David Fernández

Personal information
- Full name: David Emanuel Fernández Fariña
- Date of birth: 30 January 2006 (age 20)
- Place of birth: Ñemby, Paraguay
- Height: 1.84 m (6 ft 0 in)
- Position: Forward

Team information
- Current team: O'Higgins

Youth career
- Sol de América

Senior career*
- Years: Team / Apps / (Gls)
- 2023–2025: Sol de América / 32 / (2)
- 2023: → Sportivo Trinidense (loan) / 16 / (2)
- 2025–2026: Defensa y Justicia / 3 / (0)
- 2026–: O'Higgins / 0 / (0)

International career
- 2023: Paraguay U17 / 7 / (0)
- 2025: Paraguay U20 / 12 / (1)

= David Fernández (footballer, born 2006) =

Paraguayan footballer

David Emanuel Fernández Fariña (born 30 January 2006) is a Paraguayan professional footballer who plays as a forward for Chilean club O'Higgins.

==Club career==
Born in Ñemby, Paraguay, Fernández is a product of Sol de América. In 2023, he was loaned out to Sportivo Trinidense with whom he made his professional debut.

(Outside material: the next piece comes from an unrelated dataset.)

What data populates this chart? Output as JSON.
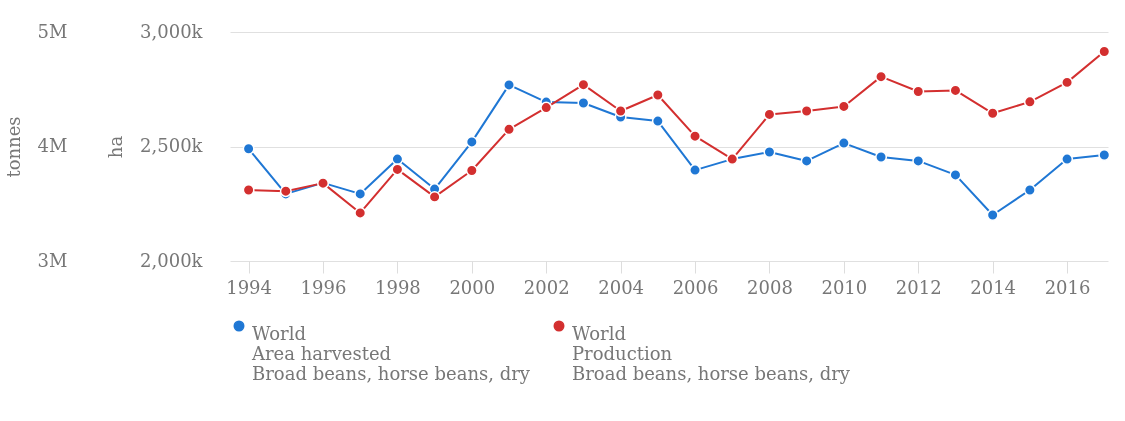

In October 2025, Fernández moved to Argentina and signed with Defensa y Justicia. The next year, he was included in the first team.

In August 2026, Fernández moved to Chile and signed with O'Higgins.

==International career==
Acosta represented Paraguay at under-17 level in the 2023 South American Championship. In 2025, he represented the under-20's at both the 2025 South American Championship and the 2025 FIFA World Cup.